Listen to Final Sacrifice and you will understand just why Metal Blade found them so instantly alluring. This is retro metal, but not as you’d quite expect. While the Swedish quartet clearly draw influence from the occult, with the likes of Black Sabbath and King Diamond tinting the record’s atmospherics, coupled with bluesy guitars and the kind of swagger Iron Maiden have so effortlessly produced time and time again, they are not content in simply following the glory-day-chasing mantra so many other bands adhere to. There is something so genuinely unique about this band; a concoction of everything that has come before them, yet sounding strikingly relevant today.

The production is crisp, with a modern day freshness, leaving the retro vibes to stem solely from the music itself.
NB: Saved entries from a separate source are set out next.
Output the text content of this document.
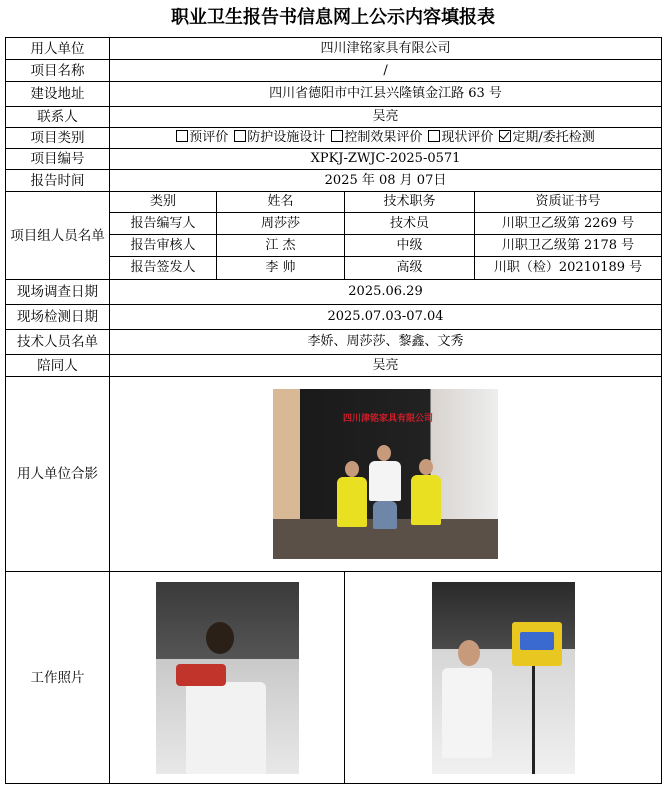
职业卫生报告书信息网上公示内容填报表
用人单位	四川津铭家具有限公司			
项目名称	/			
建设地址	四川省德阳市中江县兴隆镇金江路 63 号			
联系人	吴亮			
项目类别	预评价 防护设施设计 控制效果评价 现状评价 定期/委托检测			
项目编号	XPKJ-ZWJC-2025-0571			
报告时间	2025 年 08 月 07日			
项目组人员名单	类别	姓名	技术职务	资质证书号
	报告编写人	周莎莎	技术员	川职卫乙级第 2269 号
	报告审核人	江 杰	中级	川职卫乙级第 2178 号
	报告签发人	李 帅	高级	川职（检）20210189 号
现场调查日期	2025.06.29			
现场检测日期	2025.07.03-07.04			
技术人员名单	李娇、周莎莎、黎鑫、文秀			
陪同人	吴亮			
用人单位合影	四川津铭家具有限公司			

工作照片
There is, in all, an overriding sense of ambition to be more than just 70s-copyists. The structures of the songs take you on journeys, with the main theme of the song left far behind in a smoky haze by the time every track reaches its conclusion, each one providing the listener with a different twist and turn, a different flavour than the last. 
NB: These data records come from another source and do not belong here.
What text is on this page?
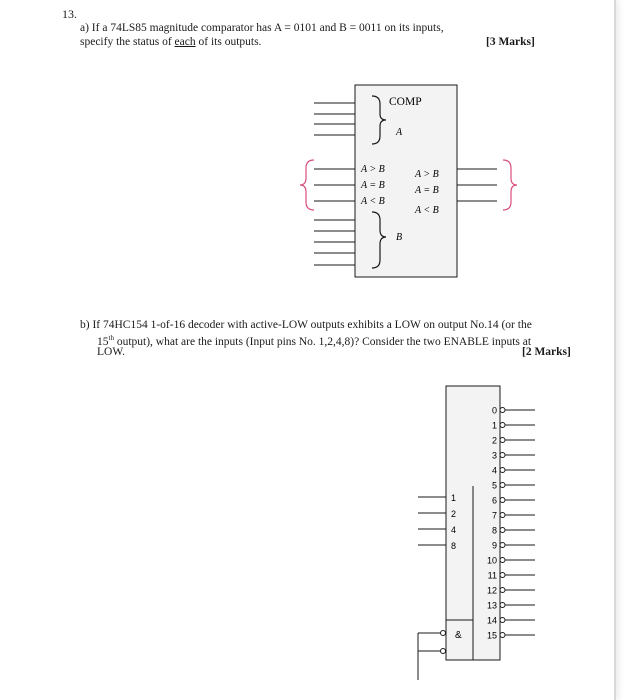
13.
a) If a 74LS85 magnitude comparator has A = 0101 and B = 0011 on its inputs,
specify the status of each of its outputs.	[3 Marks]
COMP
A
B
A > B
A = B
A < B
A > B
A = B
A < B
b) If 74HC154 1-of-16 decoder with active-LOW outputs exhibits a LOW on output No.14 (or the
15th output), what are the inputs (Input pins No. 1,2,4,8)? Consider the two ENABLE inputs at
LOW.	[2 Marks]
&
1
2
4
8
0
1
2
3
4
5
6
7
8
9
10
11
12
13
14
15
The Revisit for instance, while underlined by a dark, Sabbath inspired progression that growls with an inherent sense of evil, is iced with atmospheric flute work that draws upon the likes of Jethro Tull and Focus for tonality. Deadly Connection comes with a rather different curveball in its bluesy, instrumental nature meanwhile. A stomp through enough licks and riffs to fill an entire album for some bands, this is where you feel guitarists David Indelöf and Daniel Johansson can properly stretch themselves and run wild. Together, across the album their differing styles maintain interest and add a multitude of colours and textures to this album’s many long, instrumental sections.

Songs like Burning Will and Resurrected in Evil teach the Sabbath copyists out there that, if you are going to lean on the world-dominating sound of the Birmingham four-piece, then you cannot simply rely on a slow, plodding riff downtuned like there’s no tomorrow. As much as they are a key ingredient, a key component in why just so many people love them, there is much more to it than that. These songs are progressive in nature, like War Pigs, Iron Man, Sabbath Bloody Sabbath and Snowblind. They build brood and bewilder as they venture down unexpected avenues; breaking into gallops, more riffs, lead harmonies and breakdowns that bring to mind anything and everything from Iron Maiden and Thin Lizzy to Judas Priest and Ghost, all wrapped in a individually defining character you will not find anywhere else.

Noctum are a band to keep your eye on. With as much ingenuity and clever hooks as this, they are destined to go places.